There had been some confusion in the bailey yard, but few paid attention, most eyes being riveted upon the spectacle the sheriff of Nottingham made, shaking his plump fists at a cool and unreachable Sir Richard. But Sir Richard paused in the middle of explaining his attitude toward rabble and the king’s law, and toward a sheriff who would hire a notorious ruffian like Guy of Gisbourne for any purpose whatsoever and then speak to another man of his decision to harbour cutthroats. “He is not mincing words, our lord, is he?” murmured Will. But there was a certain electricity apparent in the pause, and people began to look behind them. The few watchers left on the south wall were obviously looking intently at something, and there were cries and pointing fingers.
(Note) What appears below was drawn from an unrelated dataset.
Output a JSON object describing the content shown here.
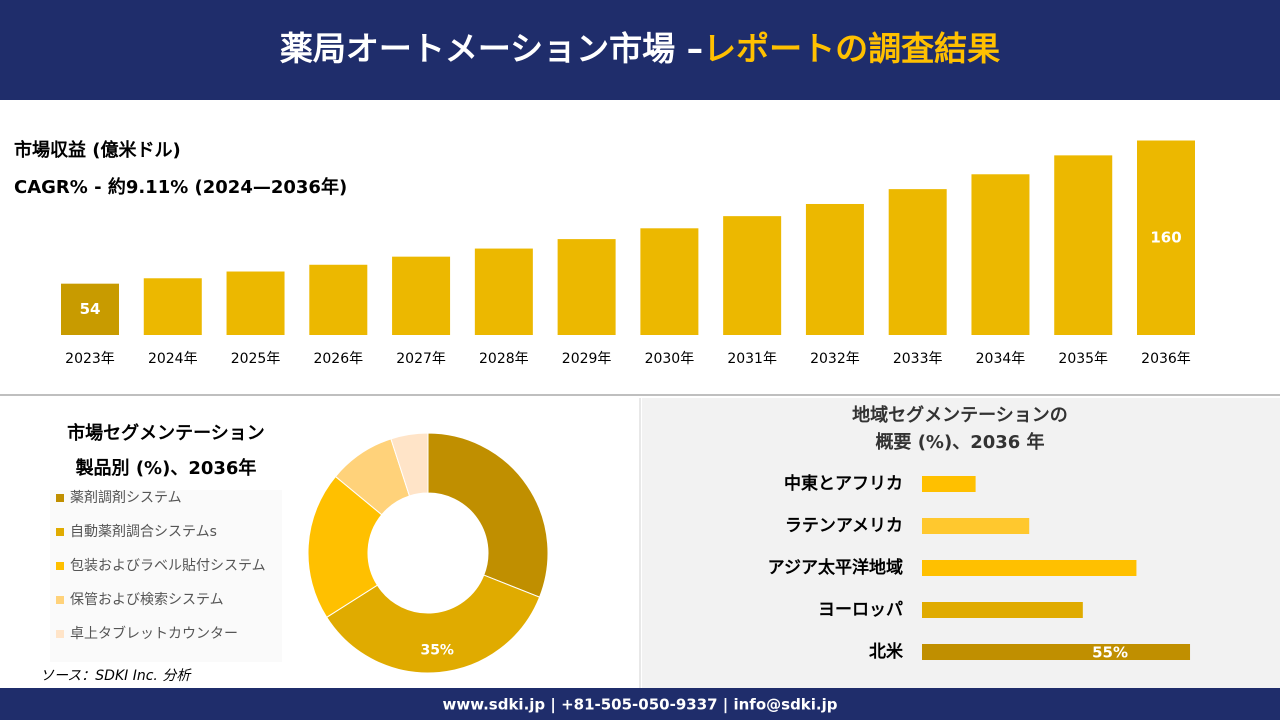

Those in the gate house could not guess what was going forward; they could not see to the south. But now some of the men with the sheriff were looking south; and the news, whatever it was, went quickly from mouth to mouth. The sheriff’s fists dropped, and he, too, looked south, facing away from those in the gate house, so they could not see if he watched in hope or in fear.
It seemed a long time but it was not when a gaily caparisoned rider cantered up to Sir Richard’s gate. The sheriff’s men parted before him like cheese from a knife. Two men rode with him; one carried a banner, the second, some kind of long horn. The second raised his instrument to his lips and blew a brief, merry ta-ta-ta; and at that moment the wind caught the banner and snapped it out flat, that its device might clearly be seen by all.
And the herald shouted: “King Richard the Lionheart is come to visit his liege lord Sir Richard of the Lea.”